Cathy miró al plato, y luego levantó los ojos.

—Creo que estaba enfermo —dijo—. Sí, no tenía buen aspecto. Todo el mundo lo comentaba hoy en la escuela. Y alguien, no recuerdo quién, dijo que el señor Grew estaba metido en algún lío en Boston. No sé a qué se referirían. Todos queríamos al señor Grew.

Volvió a secarse los labios delicadamente.

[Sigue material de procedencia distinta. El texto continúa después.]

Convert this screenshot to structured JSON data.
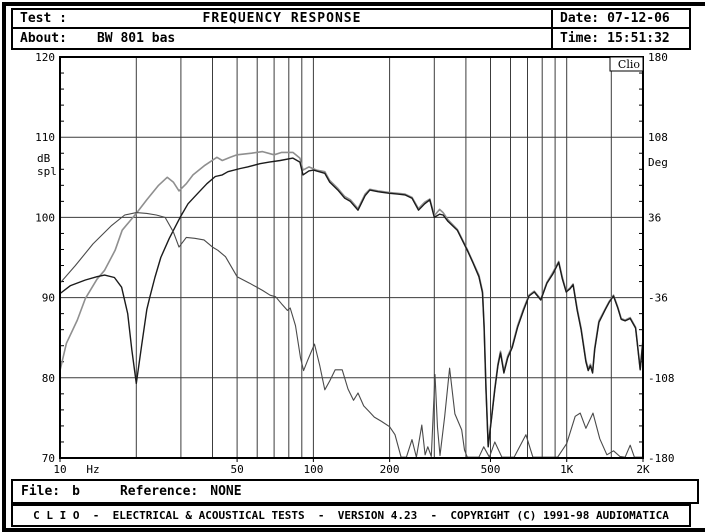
{
  "header": {
    "test_label": "Test :",
    "title": "FREQUENCY RESPONSE",
    "about_label": "About:",
    "about_value": "BW 801 bas",
    "date_label": "Date:",
    "date_value": "07-12-06",
    "time_label": "Time:",
    "time_value": "15:51:32"
  },
  "file_bar": {
    "file_label": "File:",
    "file_value": "b",
    "reference_label": "Reference:",
    "reference_value": "NONE"
  },
  "footer": {
    "text": "C L I O  -  ELECTRICAL & ACOUSTICAL TESTS  -  VERSION 4.23  -  COPYRIGHT (C) 1991-98 AUDIOMATICA"
  },
  "chart_data": {
    "type": "line",
    "title": "FREQUENCY RESPONSE",
    "watermark": "Clio",
    "grid_color": "#3c3c3c",
    "x_axis": {
      "scale": "log",
      "min": 10,
      "max": 2000,
      "unit_label": "Hz",
      "tick_labels": [
        [
          10,
          "10"
        ],
        [
          50,
          "50"
        ],
        [
          100,
          "100"
        ],
        [
          200,
          "200"
        ],
        [
          500,
          "500"
        ],
        [
          1000,
          "1K"
        ],
        [
          2000,
          "2K"
        ]
      ],
      "gridlines": [
        20,
        30,
        40,
        50,
        60,
        70,
        80,
        90,
        100,
        200,
        300,
        400,
        500,
        600,
        700,
        800,
        900,
        1000,
        1500
      ]
    },
    "y_left": {
      "label_lines": [
        "dB",
        "spl"
      ],
      "min": 70,
      "max": 120,
      "ticks": [
        70,
        80,
        90,
        100,
        110,
        120
      ],
      "gridlines": [
        80,
        90,
        100,
        110
      ]
    },
    "y_right": {
      "label": "Deg",
      "min": -180,
      "max": 180,
      "ticks": [
        {
          "pos": 120,
          "label": "180"
        },
        {
          "pos": 110,
          "label": "108"
        },
        {
          "pos": 100,
          "label": "36"
        },
        {
          "pos": 90,
          "label": "-36"
        },
        {
          "pos": 80,
          "label": "-108"
        },
        {
          "pos": 70,
          "label": "-180"
        }
      ]
    },
    "series": [
      {
        "name": "response-upper-gray",
        "color": "#8f8f8f",
        "width": 1.6,
        "points": [
          [
            10,
            80.9
          ],
          [
            10.6,
            84.3
          ],
          [
            11.7,
            87.2
          ],
          [
            12.6,
            89.9
          ],
          [
            14,
            92.3
          ],
          [
            15,
            93.4
          ],
          [
            16.5,
            95.9
          ],
          [
            17.6,
            98.4
          ],
          [
            20,
            100.5
          ],
          [
            22,
            102.2
          ],
          [
            24.5,
            104
          ],
          [
            26.5,
            105
          ],
          [
            28,
            104.4
          ],
          [
            29.5,
            103.3
          ],
          [
            31.5,
            104.2
          ],
          [
            33.5,
            105.3
          ],
          [
            37.3,
            106.5
          ],
          [
            41.6,
            107.5
          ],
          [
            43.7,
            107.1
          ],
          [
            47,
            107.5
          ],
          [
            50,
            107.8
          ],
          [
            57,
            108
          ],
          [
            63,
            108.2
          ],
          [
            70,
            107.8
          ],
          [
            75,
            108.1
          ],
          [
            83,
            108.1
          ],
          [
            88.5,
            107.4
          ],
          [
            91,
            105.9
          ],
          [
            96,
            106.3
          ],
          [
            103,
            105.9
          ],
          [
            111,
            105.7
          ],
          [
            116,
            104.6
          ],
          [
            125,
            103.6
          ],
          [
            133,
            102.6
          ],
          [
            140,
            102.2
          ],
          [
            150,
            101.1
          ],
          [
            160,
            102.9
          ],
          [
            167,
            103.5
          ],
          [
            180,
            103.3
          ],
          [
            200,
            103.1
          ],
          [
            215,
            103
          ],
          [
            230,
            102.9
          ],
          [
            245,
            102.5
          ],
          [
            260,
            101.1
          ],
          [
            275,
            101.9
          ],
          [
            288,
            102.3
          ],
          [
            300,
            100.2
          ],
          [
            315,
            101
          ],
          [
            325,
            100.6
          ],
          [
            340,
            99.7
          ],
          [
            370,
            98.5
          ],
          [
            405,
            96
          ],
          [
            427,
            94.4
          ],
          [
            450,
            92.8
          ],
          [
            465,
            90.8
          ],
          [
            472,
            86.5
          ],
          [
            480,
            78.7
          ],
          [
            490,
            71.6
          ],
          [
            505,
            75.2
          ],
          [
            520,
            78.7
          ],
          [
            535,
            81.7
          ],
          [
            548,
            83.3
          ],
          [
            565,
            80.8
          ],
          [
            585,
            82.7
          ],
          [
            610,
            84
          ],
          [
            640,
            86.5
          ],
          [
            675,
            88.6
          ],
          [
            710,
            90.3
          ],
          [
            745,
            90.8
          ],
          [
            790,
            89.8
          ],
          [
            835,
            91.9
          ],
          [
            880,
            93.1
          ],
          [
            930,
            94.5
          ],
          [
            960,
            92.6
          ],
          [
            995,
            90.8
          ],
          [
            1030,
            91.2
          ],
          [
            1060,
            91.7
          ],
          [
            1100,
            88.6
          ],
          [
            1140,
            86.2
          ],
          [
            1190,
            82.2
          ],
          [
            1215,
            81.1
          ],
          [
            1240,
            81.7
          ],
          [
            1265,
            80.8
          ],
          [
            1290,
            83.7
          ],
          [
            1340,
            87.1
          ],
          [
            1420,
            88.6
          ],
          [
            1470,
            89.5
          ],
          [
            1530,
            90.3
          ],
          [
            1590,
            88.8
          ],
          [
            1640,
            87.4
          ],
          [
            1700,
            87.2
          ],
          [
            1780,
            87.5
          ],
          [
            1870,
            86.3
          ],
          [
            1950,
            81.1
          ],
          [
            2000,
            84.8
          ]
        ]
      },
      {
        "name": "response-lower-black",
        "color": "#1b1b1b",
        "width": 1.4,
        "points": [
          [
            10,
            90.5
          ],
          [
            11,
            91.5
          ],
          [
            12.6,
            92.2
          ],
          [
            14,
            92.6
          ],
          [
            15,
            92.8
          ],
          [
            16.4,
            92.5
          ],
          [
            17.5,
            91.3
          ],
          [
            18.5,
            88
          ],
          [
            19.2,
            83.5
          ],
          [
            20,
            79.3
          ],
          [
            21,
            84
          ],
          [
            22,
            88.5
          ],
          [
            22.6,
            90
          ],
          [
            23.7,
            92.5
          ],
          [
            25,
            95
          ],
          [
            27,
            97.4
          ],
          [
            29.8,
            100
          ],
          [
            32,
            101.7
          ],
          [
            35,
            103
          ],
          [
            38,
            104.2
          ],
          [
            41,
            105.1
          ],
          [
            43.7,
            105.3
          ],
          [
            46,
            105.7
          ],
          [
            51.5,
            106.1
          ],
          [
            55,
            106.3
          ],
          [
            61.5,
            106.7
          ],
          [
            67,
            106.9
          ],
          [
            74,
            107.1
          ],
          [
            83,
            107.4
          ],
          [
            88.5,
            106.9
          ],
          [
            91,
            105.3
          ],
          [
            96,
            105.8
          ],
          [
            100,
            105.9
          ],
          [
            111,
            105.5
          ],
          [
            116,
            104.4
          ],
          [
            125,
            103.4
          ],
          [
            133,
            102.4
          ],
          [
            140,
            102
          ],
          [
            150,
            100.9
          ],
          [
            160,
            102.7
          ],
          [
            167,
            103.4
          ],
          [
            180,
            103.2
          ],
          [
            200,
            103
          ],
          [
            215,
            102.9
          ],
          [
            230,
            102.8
          ],
          [
            245,
            102.4
          ],
          [
            260,
            100.9
          ],
          [
            275,
            101.7
          ],
          [
            288,
            102.2
          ],
          [
            300,
            100
          ],
          [
            315,
            100.4
          ],
          [
            325,
            100.3
          ],
          [
            340,
            99.5
          ],
          [
            370,
            98.4
          ],
          [
            405,
            95.9
          ],
          [
            427,
            94.3
          ],
          [
            450,
            92.6
          ],
          [
            465,
            90.6
          ],
          [
            472,
            86.3
          ],
          [
            480,
            78.5
          ],
          [
            490,
            71.4
          ],
          [
            505,
            75
          ],
          [
            520,
            78.5
          ],
          [
            535,
            81.5
          ],
          [
            548,
            83.1
          ],
          [
            565,
            80.6
          ],
          [
            585,
            82.5
          ],
          [
            610,
            83.8
          ],
          [
            640,
            86.3
          ],
          [
            675,
            88.4
          ],
          [
            710,
            90.2
          ],
          [
            745,
            90.7
          ],
          [
            790,
            89.7
          ],
          [
            835,
            91.8
          ],
          [
            880,
            92.9
          ],
          [
            930,
            94.4
          ],
          [
            960,
            92.4
          ],
          [
            995,
            90.7
          ],
          [
            1030,
            91.1
          ],
          [
            1060,
            91.6
          ],
          [
            1100,
            88.4
          ],
          [
            1140,
            86
          ],
          [
            1190,
            82
          ],
          [
            1215,
            80.9
          ],
          [
            1240,
            81.5
          ],
          [
            1265,
            80.6
          ],
          [
            1290,
            83.5
          ],
          [
            1340,
            86.9
          ],
          [
            1420,
            88.5
          ],
          [
            1470,
            89.4
          ],
          [
            1530,
            90.2
          ],
          [
            1590,
            88.7
          ],
          [
            1640,
            87.3
          ],
          [
            1700,
            87.1
          ],
          [
            1780,
            87.4
          ],
          [
            1870,
            86.2
          ],
          [
            1950,
            81
          ],
          [
            2000,
            84.7
          ]
        ]
      },
      {
        "name": "phase-curve",
        "color": "#4a4a4a",
        "width": 1.1,
        "points": [
          [
            10,
            91.8
          ],
          [
            11.5,
            94
          ],
          [
            13.5,
            96.7
          ],
          [
            16,
            99
          ],
          [
            18,
            100.3
          ],
          [
            20,
            100.6
          ],
          [
            22,
            100.5
          ],
          [
            24,
            100.3
          ],
          [
            26,
            100
          ],
          [
            28,
            98.2
          ],
          [
            29.5,
            96.3
          ],
          [
            31.5,
            97.5
          ],
          [
            34,
            97.4
          ],
          [
            37,
            97.2
          ],
          [
            40,
            96.3
          ],
          [
            42,
            95.9
          ],
          [
            45,
            95.1
          ],
          [
            50,
            92.6
          ],
          [
            56,
            91.8
          ],
          [
            63,
            90.9
          ],
          [
            67.5,
            90.3
          ],
          [
            71,
            90.1
          ],
          [
            75.5,
            89.1
          ],
          [
            79,
            88.4
          ],
          [
            81,
            88.7
          ],
          [
            85,
            86.5
          ],
          [
            89,
            82.5
          ],
          [
            91.5,
            80.9
          ],
          [
            95,
            82.2
          ],
          [
            101,
            84.2
          ],
          [
            106,
            81.5
          ],
          [
            111,
            78.5
          ],
          [
            116,
            79.6
          ],
          [
            122,
            81
          ],
          [
            130,
            81
          ],
          [
            137,
            78.6
          ],
          [
            144,
            77.2
          ],
          [
            150,
            78.1
          ],
          [
            158,
            76.5
          ],
          [
            166,
            75.8
          ],
          [
            174,
            75.1
          ],
          [
            185,
            74.6
          ],
          [
            200,
            73.9
          ],
          [
            210,
            72.9
          ],
          [
            222,
            70.1
          ],
          [
            233,
            70.1
          ],
          [
            245,
            72.3
          ],
          [
            255,
            70.1
          ],
          [
            268,
            74.1
          ],
          [
            276,
            70.4
          ],
          [
            283,
            71.4
          ],
          [
            292,
            70.2
          ],
          [
            302,
            80.4
          ],
          [
            309,
            73.8
          ],
          [
            316,
            70.3
          ],
          [
            330,
            75.2
          ],
          [
            345,
            81.2
          ],
          [
            362,
            75.5
          ],
          [
            385,
            73.5
          ],
          [
            395,
            71
          ],
          [
            405,
            70.1
          ],
          [
            450,
            70.1
          ],
          [
            470,
            71.4
          ],
          [
            495,
            70.1
          ],
          [
            520,
            72
          ],
          [
            555,
            70.1
          ],
          [
            620,
            70.1
          ],
          [
            690,
            72.9
          ],
          [
            735,
            70.1
          ],
          [
            820,
            70.1
          ],
          [
            920,
            70.1
          ],
          [
            1000,
            71.8
          ],
          [
            1080,
            75.2
          ],
          [
            1130,
            75.6
          ],
          [
            1190,
            73.7
          ],
          [
            1270,
            75.6
          ],
          [
            1350,
            72.4
          ],
          [
            1440,
            70.4
          ],
          [
            1530,
            70.9
          ],
          [
            1620,
            70.2
          ],
          [
            1700,
            70.1
          ],
          [
            1780,
            71.6
          ],
          [
            1850,
            70.1
          ],
          [
            2000,
            70.1
          ]
        ]
      }
    ]
  }
}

Así eran los métodos de Cathy. Al día siguiente, todo el pueblo sabía que James Grew había estado metido en algún lío en Boston, y nadie podía imaginar que era Cathy quien había lanzado el bulo. Incluso la señora Ames había olvidado quién se lo dijo por primera vez.

4

A poco de cumplir dieciséis años, Cathy experimentó un cambio. Una mañana no se levantó, como solía, para ir al instituto. Su madre entró en su habitación y la encontró en la cama, mirando al techo.

—Anda, date prisa. Vas a llegar tarde. Van a dar las nueve —le dijo su madre.

—No pienso ir —respondió la joven, sin el menor énfasis.

—¿Te encuentras mal?

—No.

—Pues entonces date prisa. Levántate ya.

—No pienso ir.

—Seguro que estás enferma. Nunca has faltado un día.